Masuk Daftar
My Getplus

Musabab Koro

Pengagungan berlebihan akan phallus menjadi penyebab munculnya sindrom koro alias rasa takut penis menyusut.

Oleh: Nur Janti | 19 Jul 2018
Patung David karya Michelangelo di ‎Galleria dell'Accademia, Florence, Italia.

SAMBIL ketakutan, seorang lelaki berusia 20-an datang ke rumahsakit. Dia mengeluh penis dan pelirnya mengecil. Akibatnya, dia juga tidak bisa tidur, merasakan sakit di sekujur tubuh, dan cemas berlebihan.

Sebulan kemudian, dia kembali ke rumahsakit itu. Kondisinya tambah parah. Selain gangguan tidurnya makin menjadi, dia mengeluhkan penis dan pelirnya menghilang meski sudah dipeganginya erat sampai kebiruan. Ketika dokter meminta lelaki itu melepaskan cengkeramannya, dia malah betindak agresif.

Keluhan lelaki itu mirip penyakit koro. Teman sekamarnya menjadi saksi bagaimana dia melewati malam dengan gelisah dan tangannya terus memegangi alat kelamin. Sebelum ke rumahsakit, dia telah berobat ke beberapa dukun tapi tak berhasil.

Advertising
Advertising

Kasus yang terjadi di India tahun 1981 itu diangkat oleh GD Shukla, kepala departemen Kesehatan Mental di Medical College Jhansi, dalam artikelnya, “Koro-like Syndrome”. Usut punya usut, lelaki tadi rupanya sering masturbasi selama 3-4 tahun terakhir.

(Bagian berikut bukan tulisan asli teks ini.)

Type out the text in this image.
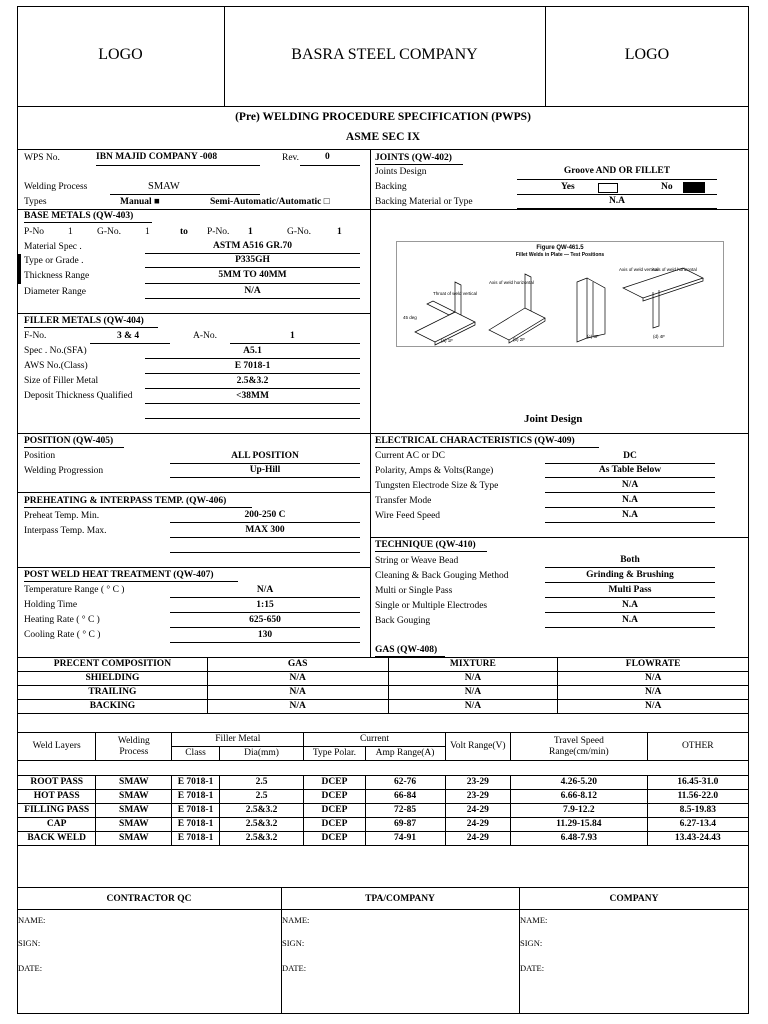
LOGO	BASRA STEEL COMPANY	LOGO
(Pre) WELDING PROCEDURE SPECIFICATION (PWPS)
ASME SEC IX
WPS No.	IBN MAJID COMPANY -008	Rev.	0
Welding Process	SMAW
Types	Manual ■	Semi-Automatic/Automatic □
BASE METALS (QW-403)
P-No	1	G-No.	1	to P-No. 1	G-No.	1
Material Spec .	ASTM A516 GR.70
Type or Grade .	P335GH
Thickness Range	5MM TO 40MM
Diameter Range	N/A
FILLER METALS (QW-404)
F-No.	3 & 4	A-No.	1
Spec . No.(SFA)	A5.1
AWS No.(Class)	E 7018-1
Size of Filler Metal	2.5&3.2
Deposit Thickness Qualified	<38MM
POSITION (QW-405)
Position	ALL POSITION
Welding Progression	Up-Hill
PREHEATING & INTERPASS TEMP. (QW-406)
Preheat Temp. Min.	200-250 C
Interpass Temp. Max.	MAX 300
POST WELD HEAT TREATMENT (QW-407)
Temperature Range ( ° C )	N/A
Holding Time	1:15
Heating Rate ( ° C )	625-650
Cooling Rate ( ° C )	130
JOINTS (QW-402)
Joints Design	Groove AND OR FILLET
Backing	Yes	No
Backing Material or Type	N.A
Figure QW-461.5
Fillet Welds in Plate — Test Positions
Throat of weld vertical
Axis of weld horizontal
Axis of weld vertical
Axis of weld horizontal
45 deg
(a) 1F	(b) 2F
(c) 3F	(d) 4F
Joint Design
ELECTRICAL CHARACTERISTICS (QW-409)
Current AC or DC	DC
Polarity, Amps & Volts(Range)	As Table Below
Tungsten Electrode Size & Type	N/A
Transfer Mode	N.A
Wire Feed Speed	N.A
TECHNIQUE (QW-410)
String or Weave Bead	Both
Cleaning & Back Gouging Method	Grinding & Brushing
Multi or Single Pass	Multi Pass
Single or Multiple Electrodes	N.A
Back Gouging	N.A
GAS (QW-408)
PRECENT COMPOSITION	GAS	MIXTURE	FLOWRATE
SHIELDING	N/A	N/A	N/A
TRAILING	N/A	N/A	N/A
BACKING	N/A	N/A	N/A
Weld Layers	Welding Process	Filler Metal		Current		Volt Range(V)	Travel Speed Range(cm/min)	OTHER
		Class	Dia(mm)	Type Polar.	Amp Range(A)			

ROOT PASS	SMAW	E 7018-1	2.5	DCEP	62-76	23-29	4.26-5.20	16.45-31.0
HOT PASS	SMAW	E 7018-1	2.5	DCEP	66-84	23-29	6.66-8.12	11.56-22.0
FILLING PASS	SMAW	E 7018-1	2.5&3.2	DCEP	72-85	24-29	7.9-12.2	8.5-19.83
CAP	SMAW	E 7018-1	2.5&3.2	DCEP	69-87	24-29	11.29-15.84	6.27-13.4
BACK WELD	SMAW	E 7018-1	2.5&3.2	DCEP	74-91	24-29	6.48-7.93	13.43-24.43
CONTRACTOR QC	TPA/COMPANY	COMPANY
NAME:
SIGN:
DATE:
NAME:
SIGN:
DATE:
NAME:
SIGN:
DATE:
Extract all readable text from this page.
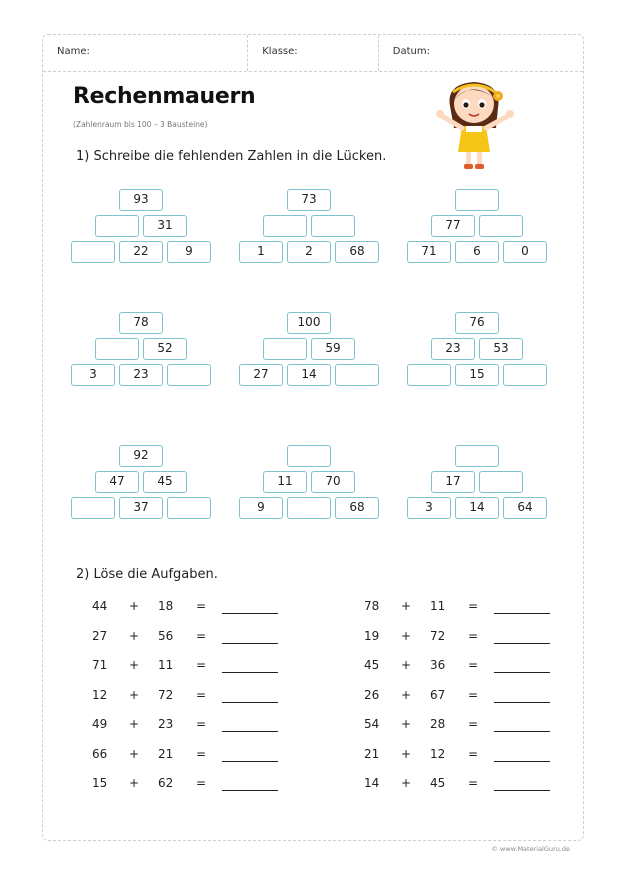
Name:	Klasse:	Datum:
Rechenmauern
(Zahlenraum bis 100 – 3 Bausteine)
1) Schreibe die fehlenden Zahlen in die Lücken.
2) Löse die Aufgaben.
93
31
22	9
73
1	2	68
77
71	6	0
78
52
3	23
100
59
27	14
76
23	53
15
92
47	45
37
11	70
9	68
17
3	14	64
44 + 18 =
27 + 56 =
71 + 11 =
12 + 72 =
49 + 23 =
66 + 21 =
15 + 62 =
78 + 11 =
19 + 72 =
45 + 36 =
26 + 67 =
54 + 28 =
21 + 12 =
14 + 45 =
© www.MaterialGuru.de
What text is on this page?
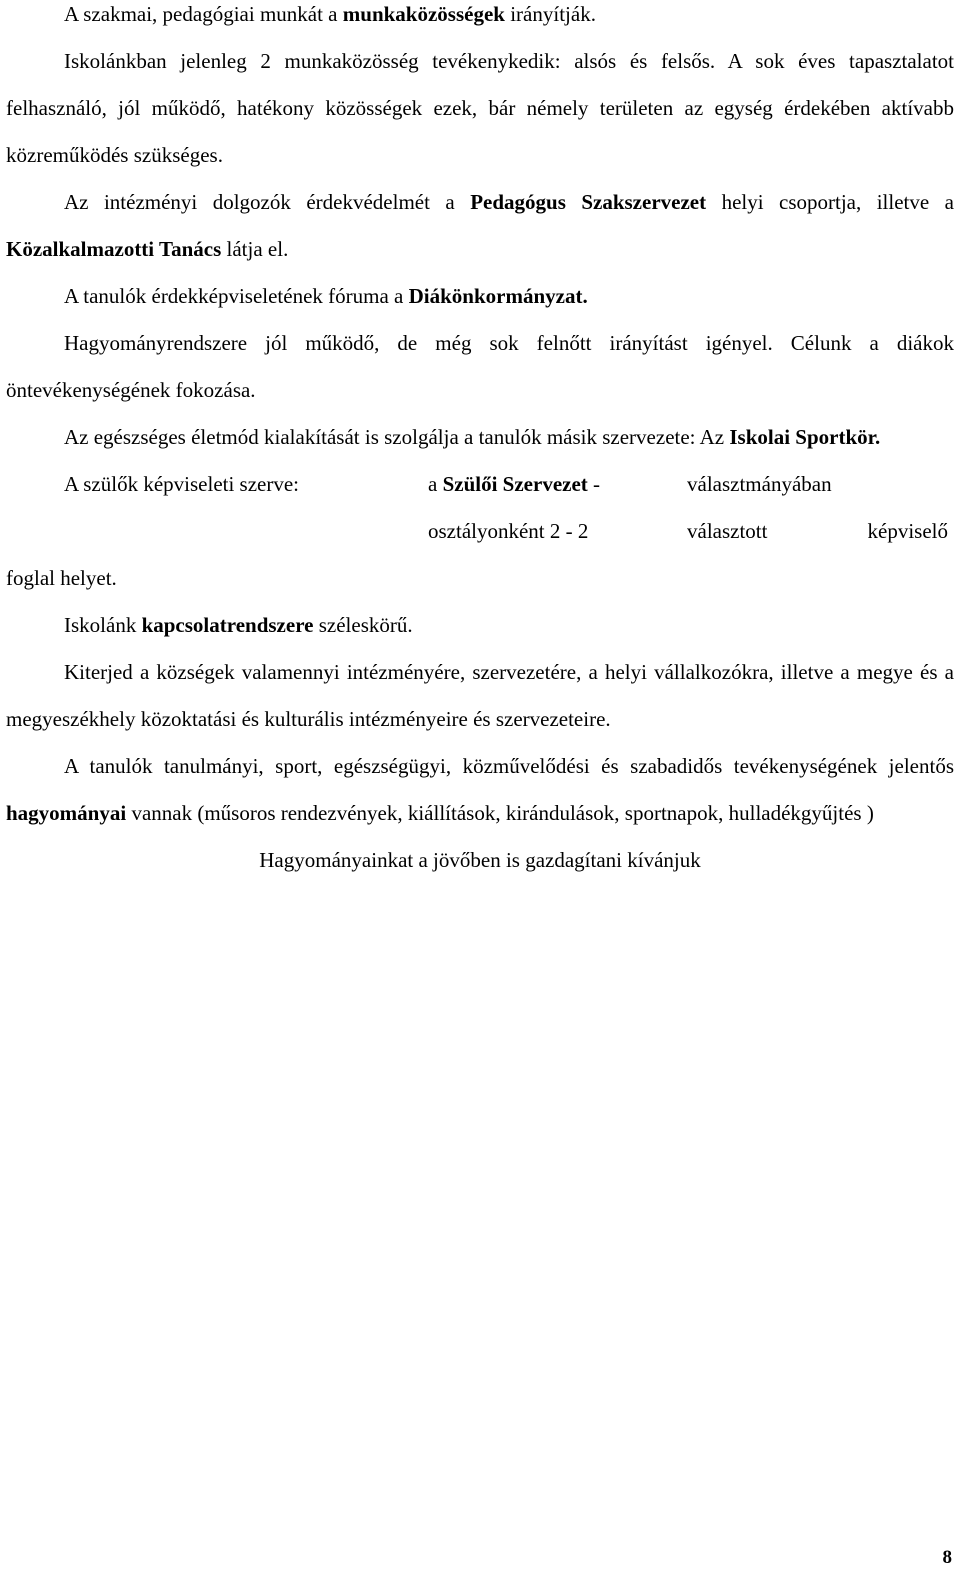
A szakmai, pedagógiai munkát a munkaközösségek irányítják.

Iskolánkban jelenleg 2 munkaközösség tevékenykedik: alsós és felsős. A sok éves tapasztalatot felhasználó, jól működő, hatékony közösségek ezek, bár némely területen az egység érdekében aktívabb közreműködés szükséges.

Az intézményi dolgozók érdekvédelmét a Pedagógus Szakszervezet helyi csoportja, illetve a Közalkalmazotti Tanács látja el.

A tanulók érdekképviseletének fóruma a Diákönkormányzat.

Hagyományrendszere jól működő, de még sok felnőtt irányítást igényel. Célunk a diákok öntevékenységének fokozása.

Az egészséges életmód kialakítását is szolgálja a tanulók másik szervezete: Az Iskolai Sportkör.

A szülők képviseleti szerve:	a Szülői Szervezet -	választmányában
osztályonként 2 - 2	választott	képviselő
foglal helyet.

Iskolánk kapcsolatrendszere széleskörű.

Kiterjed a községek valamennyi intézményére, szervezetére, a helyi vállalkozókra, illetve a megye és a megyeszékhely közoktatási és kulturális intézményeire és szervezeteire.

A tanulók tanulmányi, sport, egészségügyi, közművelődési és szabadidős tevékenységének jelentős hagyományai vannak (műsoros rendezvények, kiállítások, kirándulások, sportnapok, hulladékgyűjtés )

Hagyományainkat a jövőben is gazdagítani kívánjuk

8
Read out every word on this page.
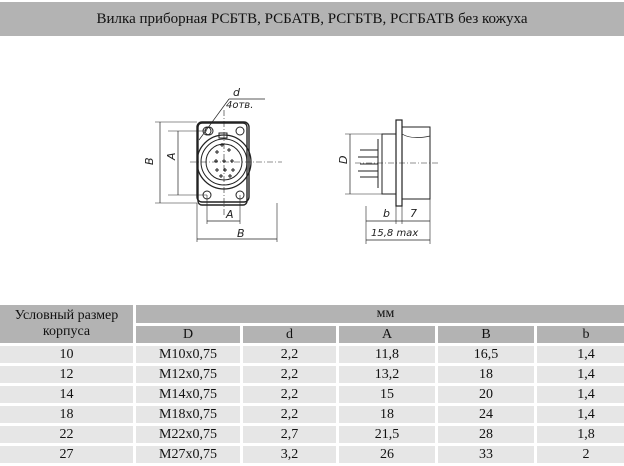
Вилка приборная РСБТВ, РСБАТВ, РСГБТВ, РСГБАТВ без кожуха
d
4отв.
B
A
A
B
D
b 7
15,8 max
Условный размер корпуса	мм				
	D	d	A	B	b
10	M10x0,75	2,2	11,8	16,5	1,4
12	M12x0,75	2,2	13,2	18	1,4
14	M14x0,75	2,2	15	20	1,4
18	M18x0,75	2,2	18	24	1,4
22	M22x0,75	2,7	21,5	28	1,8
27	M27x0,75	3,2	26	33	2
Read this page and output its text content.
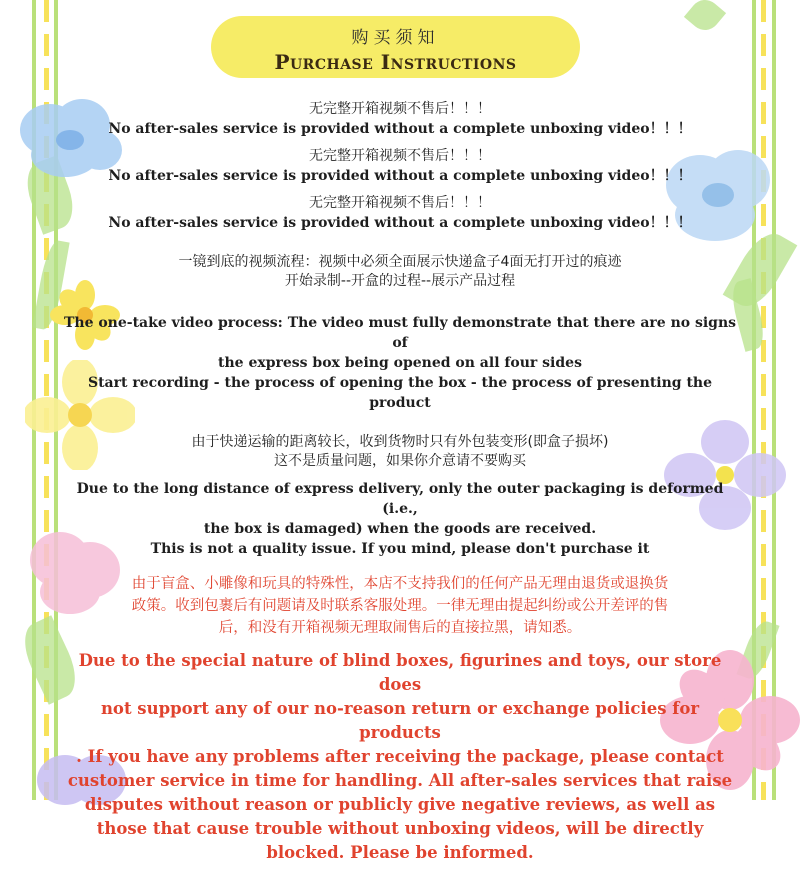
购买须知
Purchase Instructions
无完整开箱视频不售后！！！
No after-sales service is provided without a complete unboxing video！！！
无完整开箱视频不售后！！！
No after-sales service is provided without a complete unboxing video！！！
无完整开箱视频不售后！！！
No after-sales service is provided without a complete unboxing video！！！
一镜到底的视频流程：视频中必须全面展示快递盒子4面无打开过的痕迹
开始录制--开盒的过程--展示产品过程
The one-take video process: The video must fully demonstrate that there are no signs of
the express box being opened on all four sides
Start recording - the process of opening the box - the process of presenting the product
由于快递运输的距离较长，收到货物时只有外包装变形(即盒子损坏)
这不是质量问题，如果你介意请不要购买
Due to the long distance of express delivery, only the outer packaging is deformed (i.e.,
the box is damaged) when the goods are received.
This is not a quality issue. If you mind, please don't purchase it
由于盲盒、小雕像和玩具的特殊性，本店不支持我们的任何产品无理由退货或退换货
政策。收到包裹后有问题请及时联系客服处理。一律无理由提起纠纷或公开差评的售
后，和没有开箱视频无理取闹售后的直接拉黑，请知悉。
Due to the special nature of blind boxes, figurines and toys, our store does
not support any of our no-reason return or exchange policies for products
. If you have any problems after receiving the package, please contact
customer service in time for handling. All after-sales services that raise
disputes without reason or publicly give negative reviews, as well as
those that cause trouble without unboxing videos, will be directly
blocked. Please be informed.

Ketika tak sengaja membaca beberapa buku yang melarang praktik masturbasi, dia benar-benar ketakutan. Dalam buku itu tertulis bahwa masturbasi memiliki beberapa efek buruk, salah satunya "penyusutan penis". Susah payah dia menghentikan hobinya itu. Tapi apa daya, nafsu untuk masturbasinya telalu kuat, akibatnya berubah jadi rasa cemas dan bersalah.

Lelaki seperti itu tak sendirian. Koro pernah mewabah di India pada akhir 1982. Antropolog medis David Mitchell menjelaskan, terlepas dari perbedaan lokasi dan waktu kemunculannya, ciri penyakit koro hampir seragam tiap kali muncul, laiknya sebuah pola. Koro menjangkiti mereka yang memiliki ketakutan berlebihan akan ukuran penis. Faktor budaya, lanjut Mitchell, menjadi penentu penting kemunculan koro.

“Di beberapa budaya, penis menyusut bukan hal penting sehingga mereka tidak meributkannya. Sementara pasien koro, mereka benar-benar mengomel soal itu, dan ketakutan setengah mati. Tapi bagi saya mereka cukup berani untuk mengakui kelaminnya menyusut,” kata Mitchell sambil tertawa.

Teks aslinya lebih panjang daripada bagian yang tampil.